Thomas V. Jones led Northrop Corp. to to the top ranks of the U.S. defense industry in three decades as CEO. He was "one of the last great titans of the U.S. arms business," Ralph Vartabedian writes in the LA Times obituary tonight. He also famously planted grape vines on his 16 acres in the Bel Air hills and established Moraga Vineyards and winery. After his wife of 67 years, Ruth, died last June, Jones sold the vineyard, winery and estate to Rupert Murdoch. Jones remained in the home and died Tuesday of pulmonary fibrosis.
From the LAT obit:
Jones came from an era when the chiefs of U.S. aerospace companies laid huge bets on future projects, and over an extraordinary three-decade tenure as Northrop's chief executive he made some of the biggest of any company, winning big and losing big in the process....

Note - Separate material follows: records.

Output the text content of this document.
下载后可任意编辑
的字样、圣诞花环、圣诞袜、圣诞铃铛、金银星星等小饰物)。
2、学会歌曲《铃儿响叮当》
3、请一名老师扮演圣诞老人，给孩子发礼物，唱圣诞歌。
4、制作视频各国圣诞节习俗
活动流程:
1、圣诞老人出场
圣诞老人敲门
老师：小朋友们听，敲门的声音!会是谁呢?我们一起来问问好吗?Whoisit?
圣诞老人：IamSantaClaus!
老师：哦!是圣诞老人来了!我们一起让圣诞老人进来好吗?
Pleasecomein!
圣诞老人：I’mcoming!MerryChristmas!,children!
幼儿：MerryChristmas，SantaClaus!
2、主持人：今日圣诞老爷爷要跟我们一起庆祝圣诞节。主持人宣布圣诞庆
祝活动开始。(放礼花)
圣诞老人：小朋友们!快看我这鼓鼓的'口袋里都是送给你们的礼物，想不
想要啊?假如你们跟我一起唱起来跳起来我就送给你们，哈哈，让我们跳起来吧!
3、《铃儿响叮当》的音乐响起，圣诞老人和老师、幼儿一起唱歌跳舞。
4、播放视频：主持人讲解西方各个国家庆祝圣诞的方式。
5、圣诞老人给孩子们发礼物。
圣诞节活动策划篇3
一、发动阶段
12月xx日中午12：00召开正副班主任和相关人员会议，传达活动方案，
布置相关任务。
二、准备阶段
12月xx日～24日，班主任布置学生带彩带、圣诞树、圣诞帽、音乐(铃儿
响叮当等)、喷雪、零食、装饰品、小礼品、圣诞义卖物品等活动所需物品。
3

In the process, Jones hobnobbed with European royalty, befriended the shah of Iran and was close to air force chiefs from West Germany to Argentina. On many weekends, he hosted elaborate parties with a long list of foreign dignitaries at his Bel-Air mansion. He courted the politically powerful, including his friend President Reagan and the influential widow of Chiang Kai-shek, the Chinese general who lost the civil war against the Communists.
In 1975, Jones signed a consent agreement with the Securities and Exchange Commission in which he promised not to bribe any foreign officials. That was after the company had allegedly paid $30 million to foreign officials in connection with international arms deals.
Jones also pleaded guilty to a federal felony count during the Watergate scandal in which he admitted to falsifying documents involving political contributions that were linked to a Richard Nixon slush fund.
From a family obituary released by Jones' son Peter Jones, the LA documentary maker:
During his nearly four decades at Northrop, most as its top-ranked executive, Mr. Jones fought for a number of technical and management breakthroughs in the aviation industry that eventually changed the way military systems are designed and major production contracts are awarded. He pioneered “stealth” technology, one of the most dramatic breakthroughs in modern weapon design, and campaigned relentlessly for greater reliability in the nation’s defense equipment....
From the outset as Northrop’s head, he insisted that advanced technology could be used to
simplify systems and increase their reliability and ease of maintenance, and urged the Pentagon to make reliability standards a contract requirement for new aircraft equal to other conventional factors such as speed, altitude and range and payload. “High performance aircraft sitting on the ground because they need repairs after only a few hours of flight do not contribute to the nation’s defense,” he said. His persistence in this area eventually helped change Pentagon thinking and contracting practice, introducing formal reliability goals to the weapon selection process.
Mr. Jones’ aerospace career was not without other controversy. In the 1970s, Northrop and Mr. Jones were among a number of companies and executives who were fined for making illegal campaign contributions. The company’s reputation at the time also suffered from the disclosure of improper payments Northrop and other defense companies had made in the pursuit of overseas sales. Mr. Jones stepped down temporarily as chairman, but as chief executive officer weathered these events and regained the chairmanship the following year after a reorganization of the board of directors and the institution of new management controls and procedures.
Under his direction Northrop developed unprecedented radar-evading “stealth” technologies and the complex manufacturing tools and techniques to produce them the B-2 flying wing bomber. The materials such as carbon fiber and highly sophisticated computerized production methods have since been applied to many new major weapons and are at the heart of most new commercial transport aircraft. Aviation Week Magazine, a leading journal of the aviation industry, cited Mr. Jones for his “20 years of perseverance and investment of company funds and resources (which) led to… the B-2.” Although 120 B-2’s were planned by the Air Force, the end of the Cold War cut production to 21.
At the time he bought the vineyard, Murdoch noted in a tweet that Jones had been on the cover of Time magazine as the face of the aerospace industry.